For context, the recommended upper limit for total daily calcium intake from all sources, food included, is about 2,000 to 2,500 mg for most adults. Three or four maximum-strength Tums plus a normal diet could push you past that threshold easily, especially if you also eat dairy, fortified foods, or take a separate calcium supplement.

Milk-Alkali Syndrome

The most serious risk of chronic Tums overuse is a condition called milk-alkali syndrome, where calcium levels in your blood climb high enough to damage your kidneys and other organs. It’s uncommon, but it’s the third most common cause of dangerously elevated blood calcium in hospitalized patients.

Early on, there are often no symptoms at all. As calcium levels rise, you might notice constipation, fatigue, nausea, confusion, or excessive urination. If it progresses further, the consequences get serious: irregular heart rhythms, calcium deposits in kidney tissue, kidney stones, and eventually kidney failure. The condition is reversible if caught early, but permanent kidney damage can occur if it isn’t.

Extra Risk for People With Kidney Problems

Healthy kidneys can handle occasional spikes in calcium by simply filtering out the excess. Kidneys that are already compromised can’t do this efficiently, which is why calcium-based antacids pose a particular danger for people with chronic kidney disease. Excess calcium that the kidneys can’t clear tends to deposit in blood vessel walls, a process called vascular calcification that stiffens arteries and raises cardiovascular risk.

Clinical guidelines from the Kidney Disease Improving Global Outcomes group recommend that people with kidney disease keep their total calcium intake, from diet and supplements combined, under 2,000 mg per day. If you have any degree of reduced kidney function, casual Tums use deserves more caution than the bottle suggests.

Common Side Effects at Normal Doses

Even within recommended limits, Tums can cause constipation, gas, bloating, and a dry or metallic taste. Constipation is the most frequently reported issue and tends to get worse the longer you take them. Some people also experience increased urination and loss of appetite. These side effects are usually mild enough to tolerate for short-term use, but they’re worth noting if you’ve been popping Tums daily and wondering why your digestion feels off in new ways.

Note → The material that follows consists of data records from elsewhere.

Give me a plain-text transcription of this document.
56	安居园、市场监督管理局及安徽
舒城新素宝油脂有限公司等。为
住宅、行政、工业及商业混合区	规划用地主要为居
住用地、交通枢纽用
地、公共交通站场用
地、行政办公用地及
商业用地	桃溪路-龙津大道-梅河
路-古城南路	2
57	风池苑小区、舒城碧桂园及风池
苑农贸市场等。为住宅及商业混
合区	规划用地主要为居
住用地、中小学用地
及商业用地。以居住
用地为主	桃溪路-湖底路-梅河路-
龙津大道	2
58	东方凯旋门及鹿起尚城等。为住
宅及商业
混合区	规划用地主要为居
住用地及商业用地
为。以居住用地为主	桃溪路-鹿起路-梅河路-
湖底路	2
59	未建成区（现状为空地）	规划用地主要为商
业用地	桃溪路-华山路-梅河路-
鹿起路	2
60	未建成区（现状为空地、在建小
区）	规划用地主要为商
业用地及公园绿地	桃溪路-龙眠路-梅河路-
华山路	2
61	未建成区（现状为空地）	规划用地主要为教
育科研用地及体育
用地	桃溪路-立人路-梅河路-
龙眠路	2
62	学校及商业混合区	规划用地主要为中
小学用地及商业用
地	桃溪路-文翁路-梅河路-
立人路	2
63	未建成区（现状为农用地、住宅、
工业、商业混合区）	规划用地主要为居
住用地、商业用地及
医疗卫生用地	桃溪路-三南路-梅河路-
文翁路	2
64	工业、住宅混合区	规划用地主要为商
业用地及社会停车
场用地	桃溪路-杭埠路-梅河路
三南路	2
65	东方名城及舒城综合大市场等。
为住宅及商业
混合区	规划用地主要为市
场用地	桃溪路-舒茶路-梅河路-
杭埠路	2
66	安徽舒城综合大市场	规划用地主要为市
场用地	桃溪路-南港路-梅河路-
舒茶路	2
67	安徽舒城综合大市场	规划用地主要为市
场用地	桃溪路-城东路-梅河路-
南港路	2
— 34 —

When Occasional Use Becomes a Problem

A Tums after a spicy meal is genuinely fine for most people. The problems start when “occasional” quietly becomes “every day.” If you’re using Tums more than twice a week for the same symptoms, that pattern suggests something your stomach acid is doing consistently, whether it’s reflux, a food sensitivity, or something structural. Masking that signal with calcium carbonate day after day introduces the risks above while leaving the underlying cause untreated.

Frequent heartburn that doesn’t resolve on its own typically responds better to changes in meal timing, portion size, and sleeping position than to repeated antacid use. For persistent symptoms, other classes of medication reduce acid production at the source rather than neutralizing it after the fact, avoiding both the rebound problem and the calcium overload.